Finalmente, en cuanto atañe a la invocada hipótesis del desarrollo de la jurisprudencia como motivo de la casación discrecional, el actor no cumplió con los derroteros inicialmente señalados, pues no evidenció si lo pretendido era la unificación de posiciones encontradas, la actualización de la doctrina hasta el momento imperante o el pronunciamiento sobre un tema aún no desarrollado, ya que se limita a una simple enunciación, sin demostrar de qué manera la decisión que va a adoptar la Corte presta el doble servicio de solucionar adecuadamente el caso y de servir de guía como criterio auxiliar de la actividad judicial.
En una simple referencia, se limitó a decir que considera necesario que la jurisprudencia “establezca nuevos parámetros para los procesos que se adelantan contra abogados”, afirmación que carece de desarrollo argumentativo frente al tema relacionado con la posibilidad que tiene el procesado abogado de renunciar a la defensa técnica, como para que lleve a la Corte a hacer un necesario pronunciamiento en torno al mismo.
Por el contrario, lejos de puntualizar, de manera lógica y concatenada, las razones por las cuales se hace necesario el pronunciamiento jurisprudencial, dedicó su disertación a mostrar opiniones personales, dentro de las cuales ni siquiera informa si sobre el tema ha habido o no pronunciamiento jurisprudencial alguno.
En consecuencia, como la demanda acusa las graves falencias que se han precisado y toda vez que el principio de limitación que rige el trámite casacional impide a la Corte subsanarlas, se impone su inadmisión.
Finalmente, cabe señalar que el estudio detenido del expediente permite a la Sala concluir que no procede la casación oficiosa por cuanto no se percibe ninguna causal de nulidad ni vulneración de derechos fundamentales.
En mérito de lo expuesto, la CORTE SUPREMA DE JUSTICIA, SALA DE CASACIÓN PENAL,
R E S U E L V E
INADMITIR la demanda de casación presentada por el defensor del procesado JAVIT ALFONSO ÁLVAREZ PÉREZ. En consecuencia, se declara desierto el recurso extraordinario de casación interpuesto.
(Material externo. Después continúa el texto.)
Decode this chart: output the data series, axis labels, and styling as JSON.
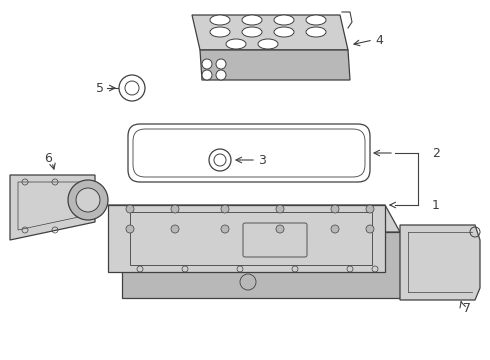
{
  "bg_color": "#ffffff",
  "line_color": "#404040",
  "fill_light": "#e8e8e8",
  "fill_mid": "#d0d0d0",
  "fill_dark": "#b8b8b8",
  "figsize": [
    4.9,
    3.6
  ],
  "dpi": 100,
  "parts": {
    "part4_label": "4",
    "part5_label": "5",
    "part2_label": "2",
    "part3_label": "3",
    "part1_label": "1",
    "part6_label": "6",
    "part7_label": "7"
  }
}
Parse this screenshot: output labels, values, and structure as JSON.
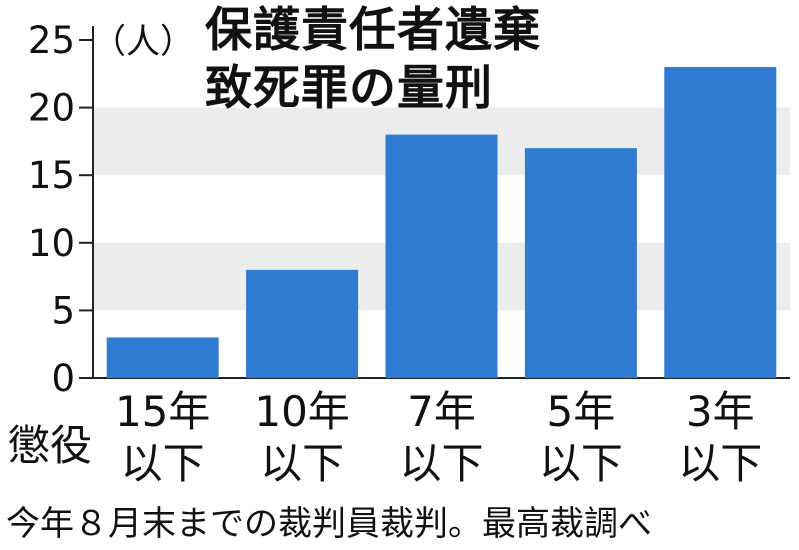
{
  "title_line1": "保護責任者遺棄",
  "title_line2": "致死罪の量刑",
  "unit": "（人）",
  "category_prefix": "懲役",
  "source": "今年８月末までの裁判員裁判。最高裁調べ",
  "colors": {
    "bar": "#2f7bd1",
    "band": "#ececec",
    "axis": "#222222"
  },
  "chart_data": {
    "type": "bar",
    "categories": [
      {
        "line1": "15年",
        "line2": "以下"
      },
      {
        "line1": "10年",
        "line2": "以下"
      },
      {
        "line1": "7年",
        "line2": "以下"
      },
      {
        "line1": "5年",
        "line2": "以下"
      },
      {
        "line1": "3年",
        "line2": "以下"
      }
    ],
    "values": [
      3,
      8,
      18,
      17,
      23
    ],
    "yticks": [
      0,
      5,
      10,
      15,
      20,
      25
    ],
    "ylim": [
      0,
      25
    ],
    "ylabel": "（人）",
    "grid": "alternating bands"
  }
}
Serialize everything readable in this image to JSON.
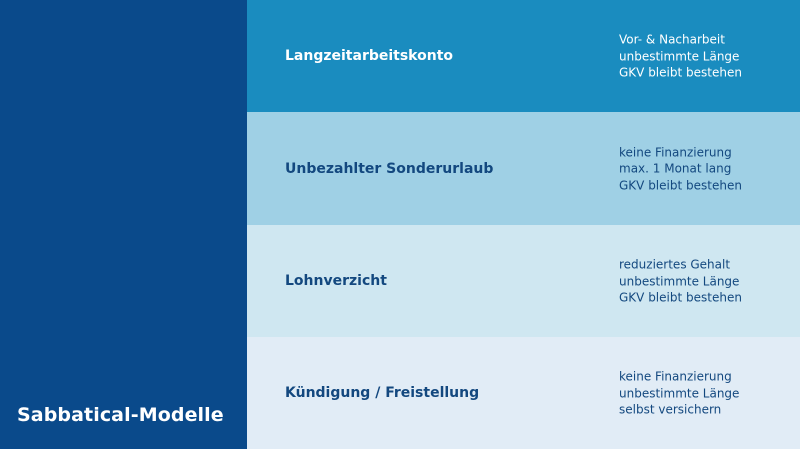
{
  "sidebar": {
    "title": "Sabbatical-Modelle",
    "color": "#0a4a8b"
  },
  "models": [
    {
      "name": "Langzeitarbeitskonto",
      "details": [
        "Vor- & Nacharbeit",
        "unbestimmte Länge",
        "GKV bleibt bestehen"
      ],
      "background": "#1a8cbf",
      "text_color": "#ffffff"
    },
    {
      "name": "Unbezahlter Sonderurlaub",
      "details": [
        "keine Finanzierung",
        "max. 1 Monat lang",
        "GKV bleibt bestehen"
      ],
      "background": "#9fd0e5",
      "text_color": "#13487f"
    },
    {
      "name": "Lohnverzicht",
      "details": [
        "reduziertes Gehalt",
        "unbestimmte Länge",
        "GKV bleibt bestehen"
      ],
      "background": "#cfe7f1",
      "text_color": "#13487f"
    },
    {
      "name": "Kündigung / Freistellung",
      "details": [
        "keine Finanzierung",
        "unbestimmte Länge",
        "selbst versichern"
      ],
      "background": "#e1ecf6",
      "text_color": "#13487f"
    }
  ]
}
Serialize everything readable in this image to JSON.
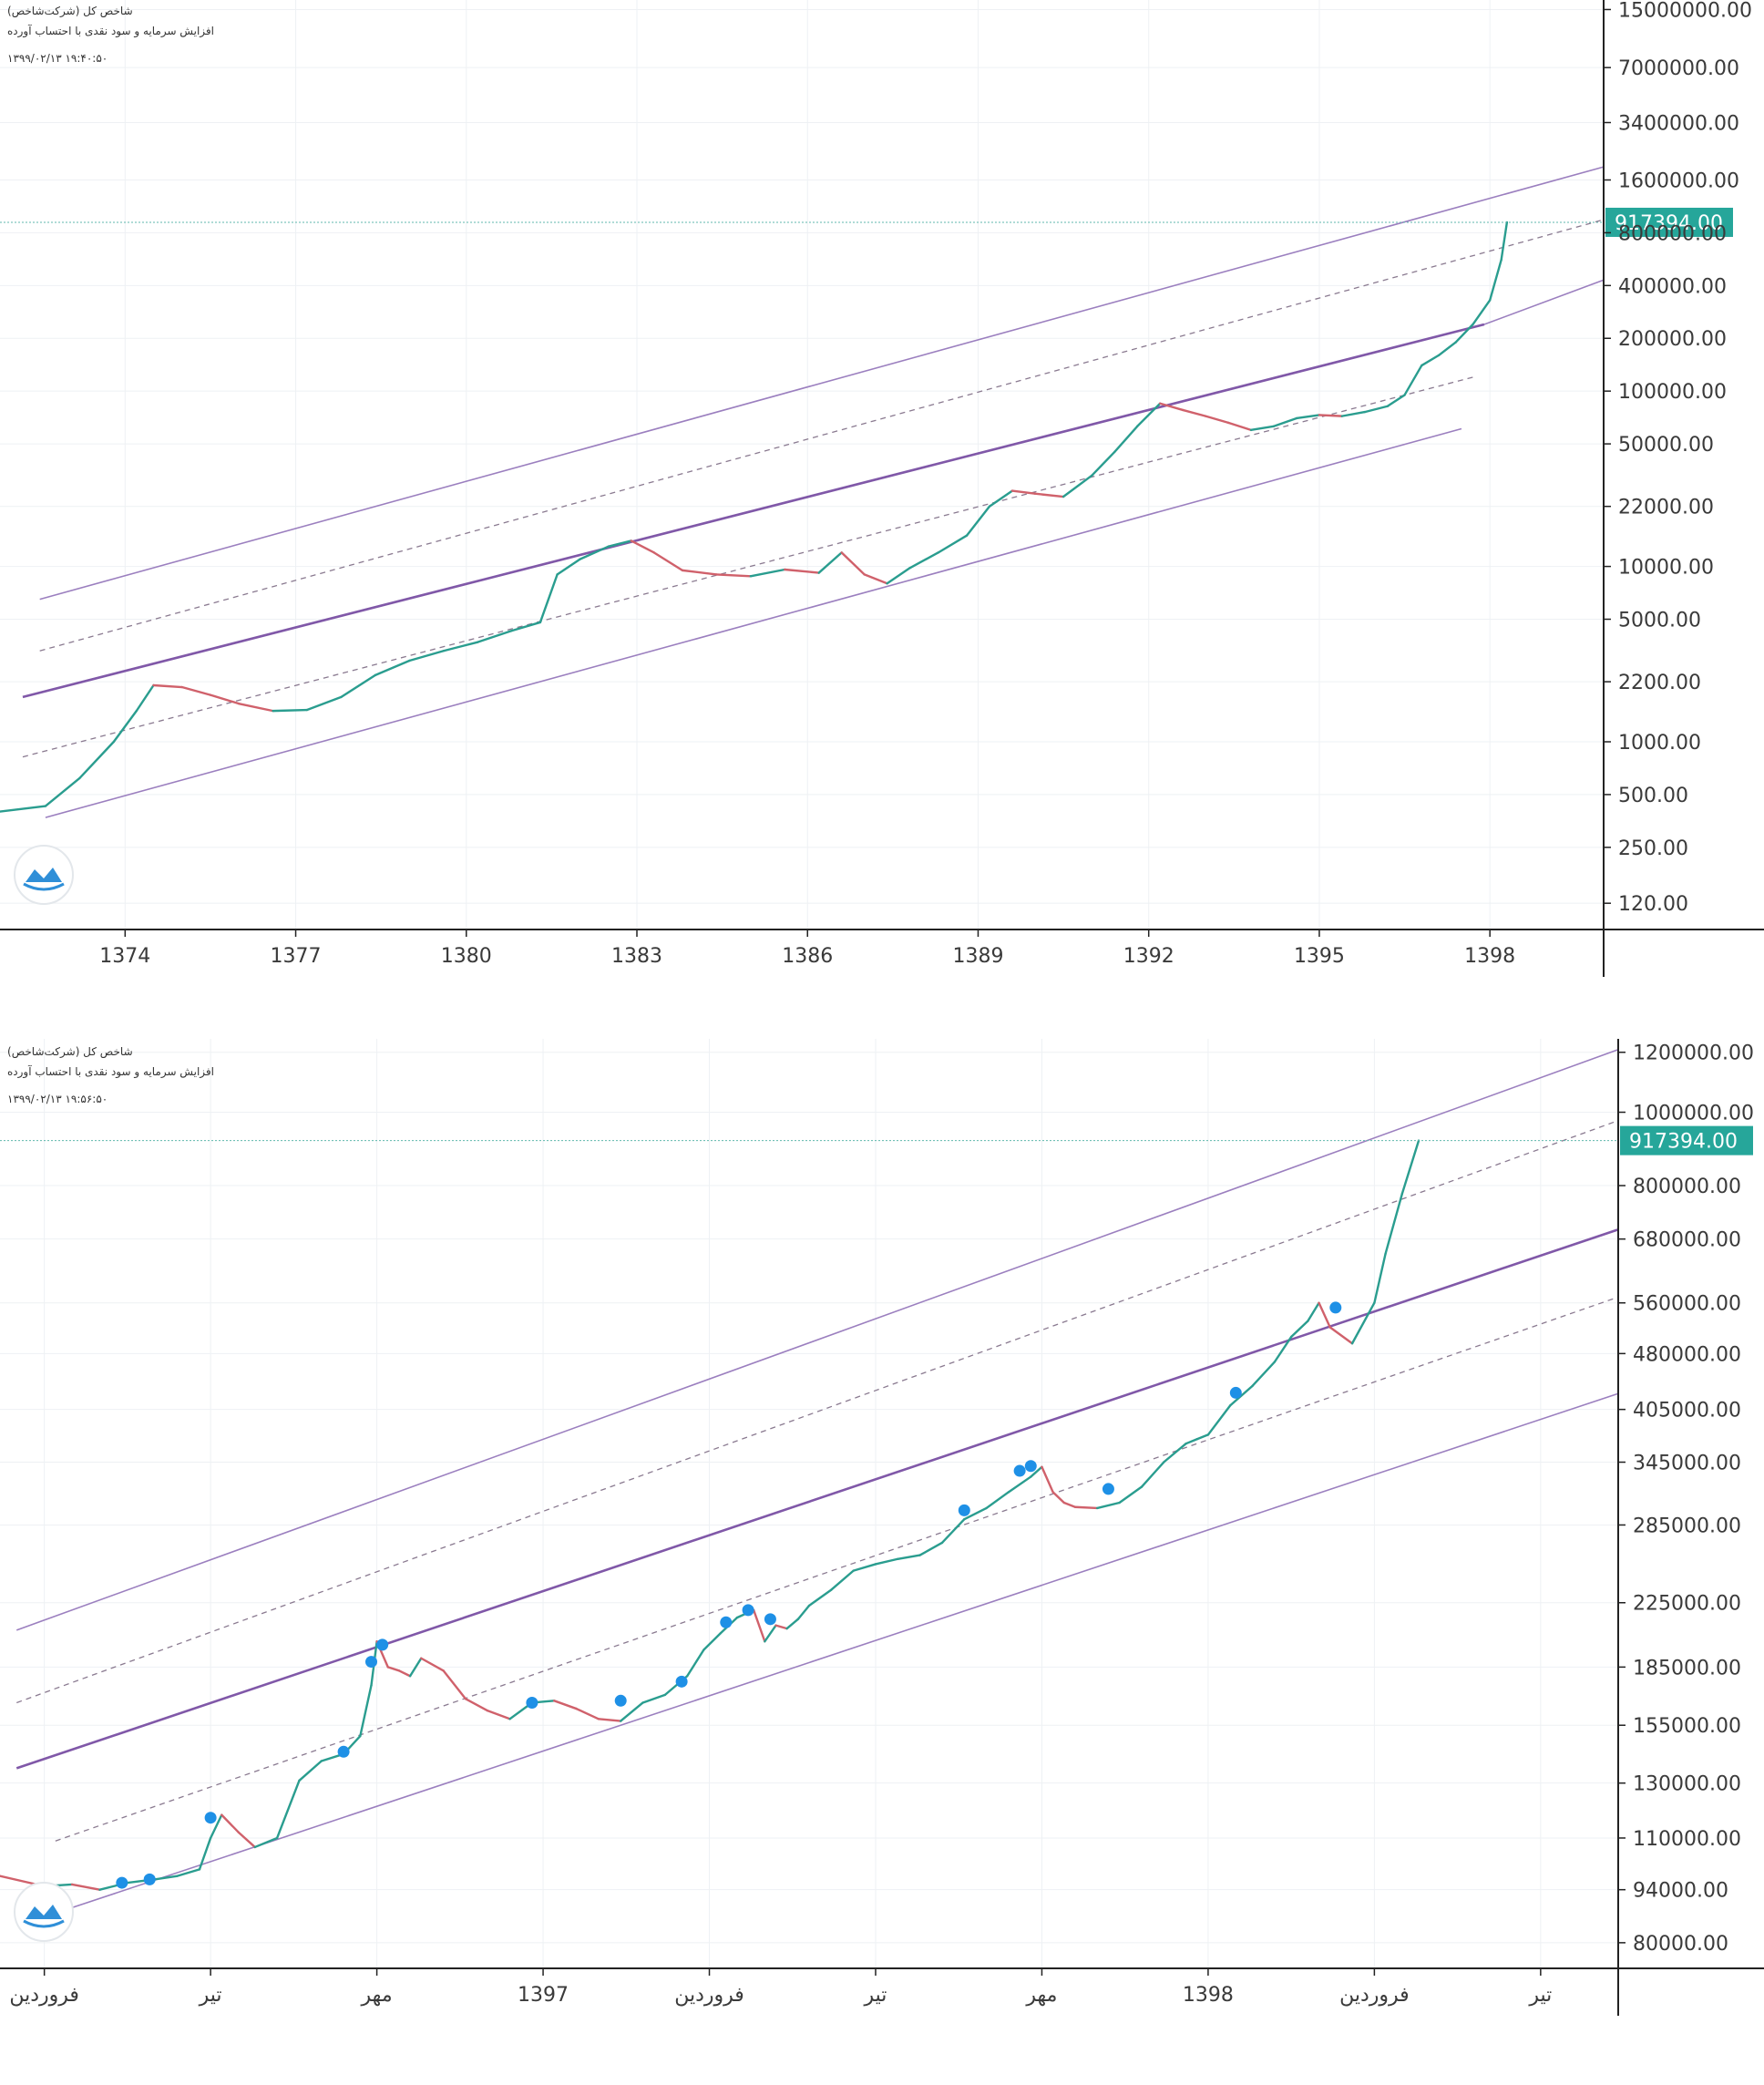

Contra esta decisión no procede ningún recurso.
Comuníquese y cúmplase.
MAURO SOLARTE PORTILLA
SIGIFREDO ESPINOSA PÉREZ ALFREDO GÓMEZ QUINTERO
ÁLVARO ORLANDO PÉREZ PINZÓN JORGE LUIS QUINTERO MILANÉS
Permiso
MARINA PULIDO DE BARÓN YESID RAMÍREZ BASTIDAS
JULIO ENRIQUE SOCHA SALAMANCA JAVIER ZAPATA ORTIZ
TERESA RUIZ NUÑEZ
Secretaria
1 Rad. 21950, casación discrecional del 24 de noviembre de 2004. Ver también casación discrecional 21770 del 30 de junio de 2004; casación discrecional 22572 del 29 de septiembre de 2004: casación discrecional 23226 y 23327 del 16 de febrero y del 2 de marzo de 2005, respectivamente, y casación discrecional 25998 del 5 de octubre de 2006.
2 Rad. 10983, sentencia de casación del 7 de febrero de 2002.
3 Ver, entre otras, casación 20530 del 22 de junio de 2005.
4 Ver, entre otras, casación 14647 del 25 de octubre de 2001, casación 21044 de 19 de enero de 2005, casación 23186 de 11 de mayo de 2005.